For many centuries the skills of draughtsmen were ignored in favour of their paintings, but slowly this medium achieved the respect that is clearly deserved. Edgar Degas drawings are considered amongst the finest contributions to this medium across the entire 19th century.
Such was this artist’s achievements as a draughtsman, both in terms of quality and quantity, that we have separated his work here from Degas’ pastel drawings. Degas can be described as someone who enjoyed drawing passionately, it was never merely a method of just preparing for oil paintings. As with any great draughtsman, this artist would address the same themes time and time again in order to perfect his drawing skills.
He understood that the only route to perfection was practice, even though he possessed such natural talent. The examples laid down by Michelangelo and Da Vinci in this regard were something that he could learn from. When one studies art history, particularly around the various stages of the Renaissance, you will see that painters have been also judged on their drawing skills to varying levels of importance. For example, in the Papal States of Italy, an artist could not be considered a fine painter if he could not draw to the same level.
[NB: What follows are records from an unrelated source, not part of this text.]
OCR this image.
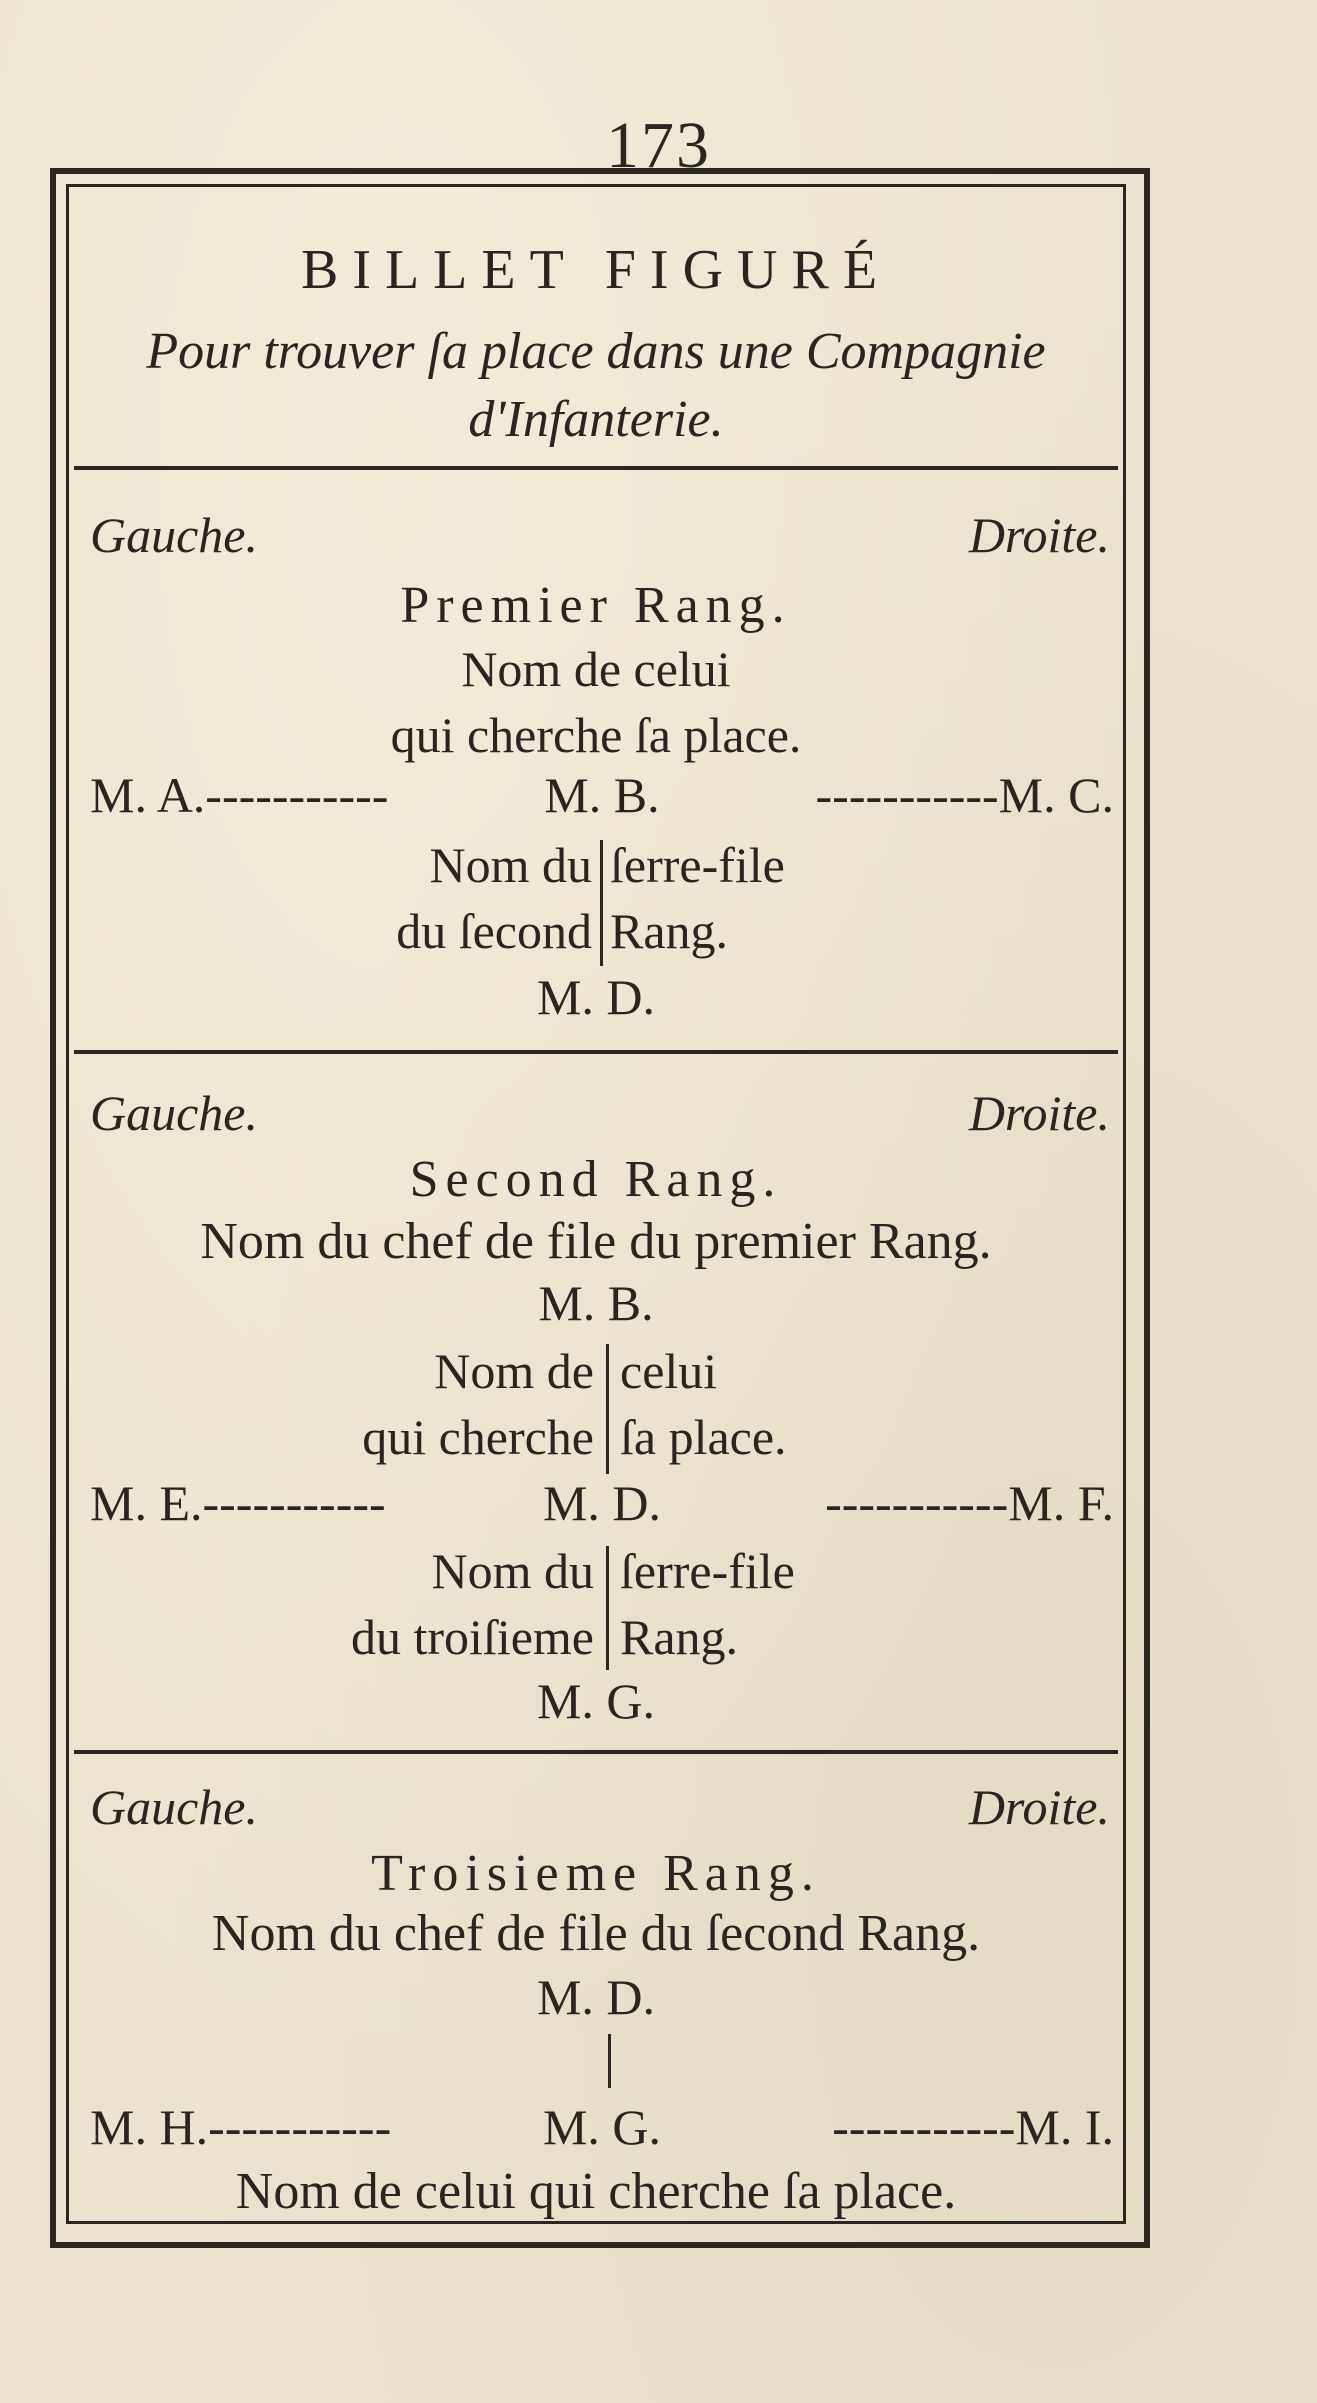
173
BILLET FIGURÉ
Pour trouver ſa place dans une Compagnie
d'Infanterie.
Gauche.	Droite.
Premier Rang.
Nom de celui
qui cherche ſa place.
M. A.-----------	M. B.	-----------M. C.
Nom du ſerre-file
du ſecond Rang.
M. D.
Gauche.	Droite.
Second Rang.
Nom du chef de file du premier Rang.
M. B.
Nom de celui
qui cherche ſa place.
M. E.-----------	M. D.	-----------M. F.
Nom du ſerre-file
du troiſieme Rang.
M. G.
Gauche.	Droite.
Troisieme Rang.
Nom du chef de file du ſecond Rang.
M. D.
M. H.-----------	M. G.	-----------M. I.
Nom de celui qui cherche ſa place.
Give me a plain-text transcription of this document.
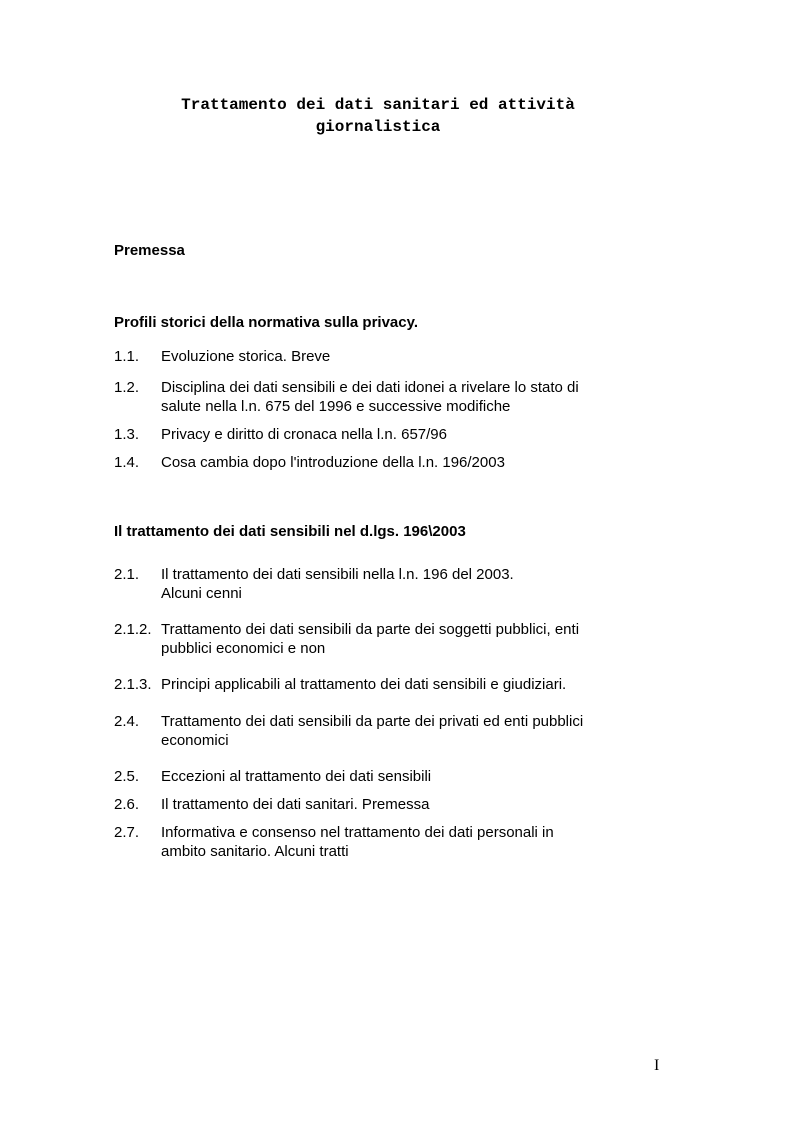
Trattamento dei dati sanitari ed attività
giornalistica
Premessa
Profili storici della normativa sulla privacy.
1.1. Evoluzione storica. Breve
1.2. Disciplina dei dati sensibili e dei dati idonei a rivelare lo stato di
salute nella l.n. 675 del 1996 e successive modifiche
1.3. Privacy e diritto di cronaca nella l.n. 657/96
1.4. Cosa cambia dopo l'introduzione della l.n. 196/2003
Il trattamento dei dati sensibili nel d.lgs. 196\2003
2.1. Il trattamento dei dati sensibili nella l.n. 196 del 2003.
Alcuni cenni
2.1.2. Trattamento dei dati sensibili da parte dei soggetti pubblici, enti
pubblici economici e non
2.1.3. Principi applicabili al trattamento dei dati sensibili e giudiziari.
2.4. Trattamento dei dati sensibili da parte dei privati ed enti pubblici
economici
2.5. Eccezioni al trattamento dei dati sensibili
2.6. Il trattamento dei dati sanitari. Premessa
2.7. Informativa e consenso nel trattamento dei dati personali in
ambito sanitario. Alcuni tratti
I
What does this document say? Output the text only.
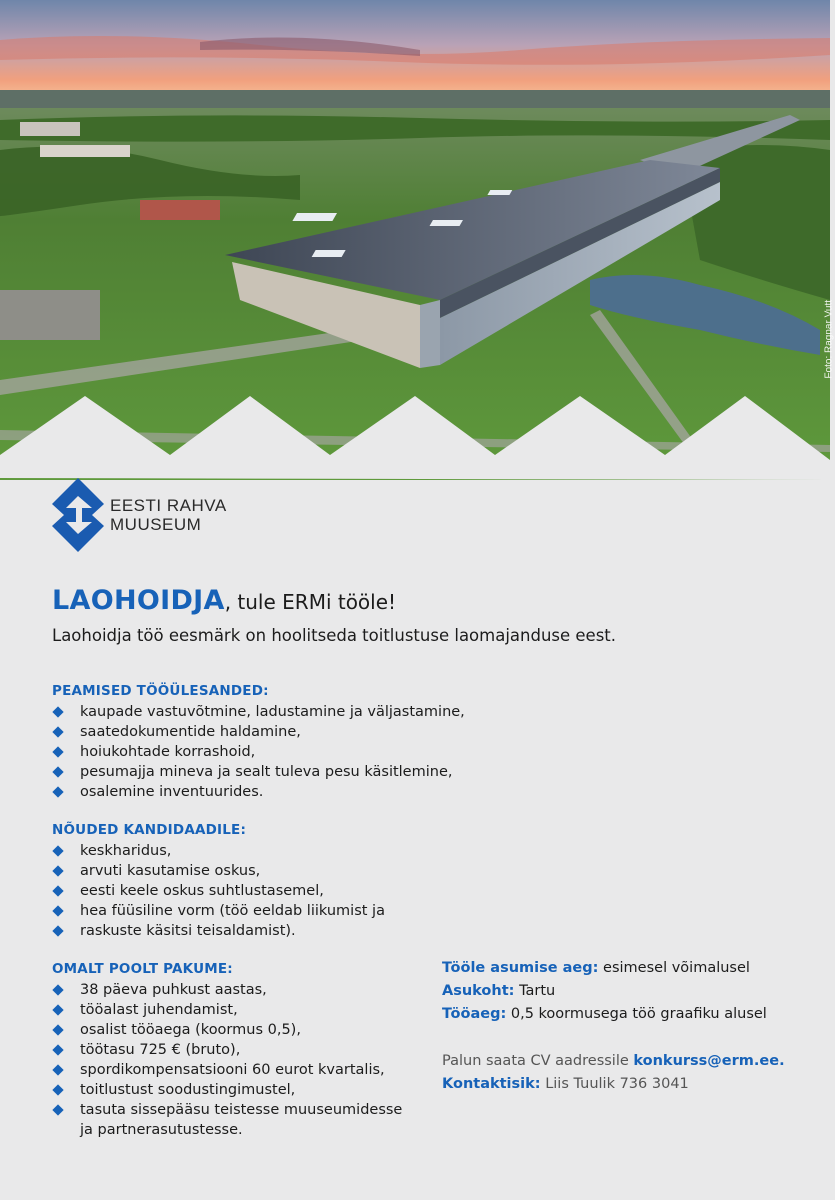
Foto: Ragnar Vutt
EESTI RAHVA
MUUSEUM
LAOHOIDJA, tule ERMi tööle!
Laohoidja töö eesmärk on hoolitseda toitlustuse laomajanduse eest.
PEAMISED TÖÖÜLESANDED:
kaupade vastuvõtmine, ladustamine ja väljastamine,
saatedokumentide haldamine,
hoiukohtade korrashoid,
pesumajja mineva ja sealt tuleva pesu käsitlemine,
osalemine inventuurides.
NÕUDED KANDIDAADILE:
keskharidus,
arvuti kasutamise oskus,
eesti keele oskus suhtlustasemel,
hea füüsiline vorm (töö eeldab liikumist ja
raskuste käsitsi teisaldamist).
OMALT POOLT PAKUME:
38 päeva puhkust aastas,
tööalast juhendamist,
osalist tööaega (koormus 0,5),
töötasu 725 € (bruto),
spordikompensatsiooni 60 eurot kvartalis,
toitlustust soodustingimustel,
tasuta sissepääsu teistesse muuseumidesse
ja partnerasutustesse.
Tööle asumise aeg: esimesel võimalusel
Asukoht: Tartu
Tööaeg: 0,5 koormusega töö graafiku alusel
Palun saata CV aadressile konkurss@erm.ee.
Kontaktisik: Liis Tuulik 736 3041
In comparison, Spanish Renaissance artists could impress in painting without any requirement to display skills in other mediums, although Diego Velazquez differed in that regard. Degas understood this and desired to improve his skills in sketching at an early stage in his career before finding himself truly passionate about this art form and started to view it as an art form in its own right that could be presented as such, rather than being viewed as merely part of a process towards completed oil paintings.
The content used in Degas’ drawings was similar to his work in other mediums but differed in terms of frequency. The list below of his most famous drawings will give a quick overview of his work in drawing, taking in the likes of dancers, landscapes, racehorse scenes and also other related portraits. This was a truly prolific artist who left behind a huge collection of work across many mediums. Edgar Degas never stopped testing himself and was very quick to receive the academic praise that his career deserved.
Degas was not the only impressive French draughtsman from the 19th century. Monet drawings are amongst the most prized artworks in this medium from right across the full history of European history and this respected art movement also featured several other highly talented names. This entire art movement, of which Degas was not happy to be linked to, breathed creativity into the art world as well as considerable technical ability. Despite their belief in modern ideals, drawing was still considered the basis of any artist’s career.
Another interesting aspect of studying Degas’s drawings independently from the rest of his career oeuvre is that it covers his entire span as an artist, allowing us to appreciate his development across the decades. There have been many artists who learnt their trade as a draughtsman and then disregarded this art movement once their skills as painters or sculptors was established – this was never the case with Degas. The best summary of this artist’s drawings would be that despite his failing eyesight in his later years, Edgar Degas will always be considered as one of the most gifted sketchers of the human body.